We can see that the probability of getting both F1 and F2 is just the product of the individual probabilities:

\[P(F \mid \gamma)=\frac{\gamma_{\text {green }}}{l_{\text {green }}} \cdot\left(\frac{\gamma_{\text {green }}}{l_{\text {green }}}+\frac{\gamma_{\text {blue }}}{l_{\text {blue }}}\right) \nonumber \]

We define this as our likelihood function, L(F|γ). Given an input of abundances, we get a probability of how likely our sequence of reads is. So from a set of reads and transcripts, we can build a likelihood function and calculate the values for gamma that will maximize this function. Cufflinks achieves this using hill climbing or EM on the log-likelihood function.

Differential analysis with RNA-Seq

Suppose we perform an RNA-Seq analysis for a gene under two different conditions. How can we tell if there is a significant difference in the fragment counts? We calculate expression by estimating the expected number of fragments that come from each transcript. To test for significance, we need to know the variance of that estimate. We model the variance as:

Var(expression) = Technical variability + Biological variability

Technical variability, which is variability from uncertainty in mapping reads, can be modeled well with a Poisson distribution (see figure below). However, using Poisson to model biological variability, or variability across replicates, results in overdispersion.

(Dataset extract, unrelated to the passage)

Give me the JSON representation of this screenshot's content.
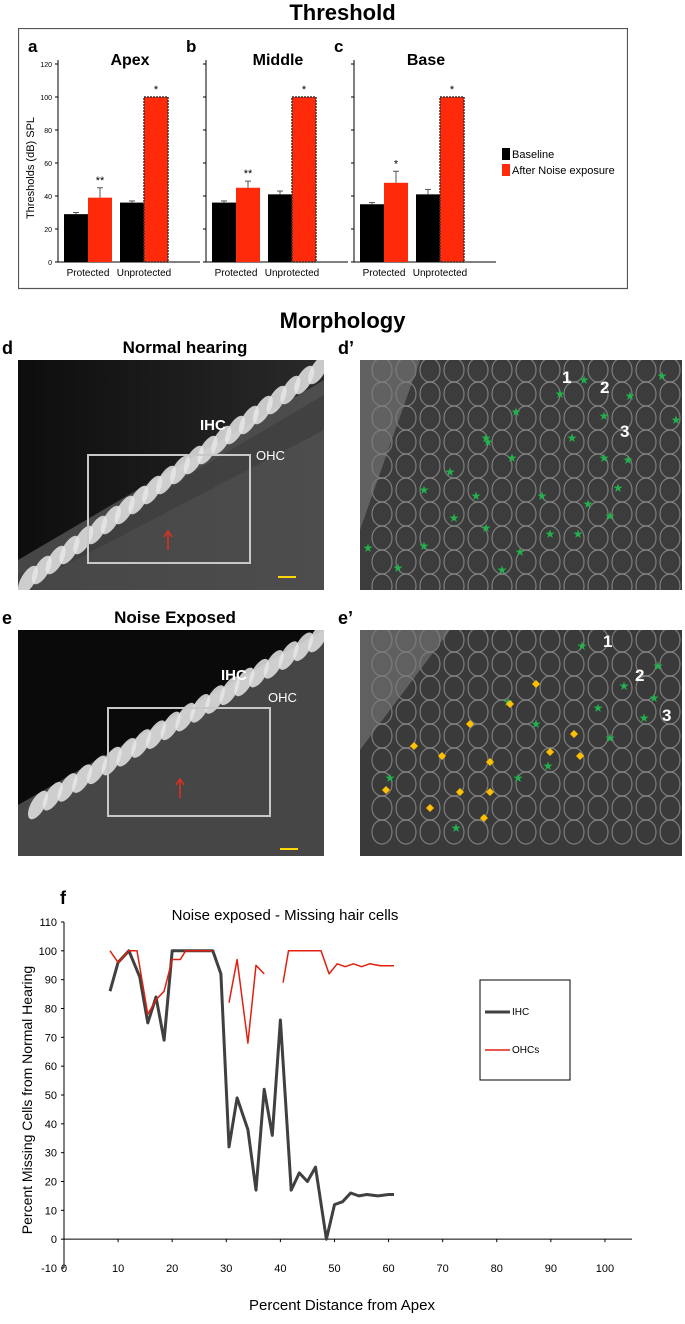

In the simple case where we have variability across replicates, but no uncertainty, we can mix the Poisson distributions from each replicate into a new distribution to model biological variability. We can treat the lambda parameter of the Poisson distribution as a random variable that follows a gamma distribution:

\[X \sim \operatorname{Poisson}(\Gamma(r, p)) \nonumber \]

The counts from this model follow a negative binomial distribution. To figure out the parameters for the negative binomial for each gene, we can fit a gamma function through a scatter plot of the mean count vs. count variance across replicates.

In the simple case where there is read mapping uncertainty, but not biological variability, we need to in- clude the mapping uncertainty in our variance estimate. Since we assign reads to transcripts probabilistically, we need to calculate the variance in that assignment.

The two threads of RNA-Seq expression analysis research focus on the problems in these two simple cases. One of the threads focuses on inferring the abundances of individual isoforms to learn about differential splicing and promoter use, while the other thread focuses on modeling variability across replicates to create more robust differential gene expression analysis. Cuffdiff unites these two separate threads to study the case where we have biological variability and read mapping ambiguity. Since overdispersion can be modeled with a negative binomial distribution and mapping uncertainty can be modeled with a Beta distribution, we combine these two to model this case with a beta negative binomial distribution.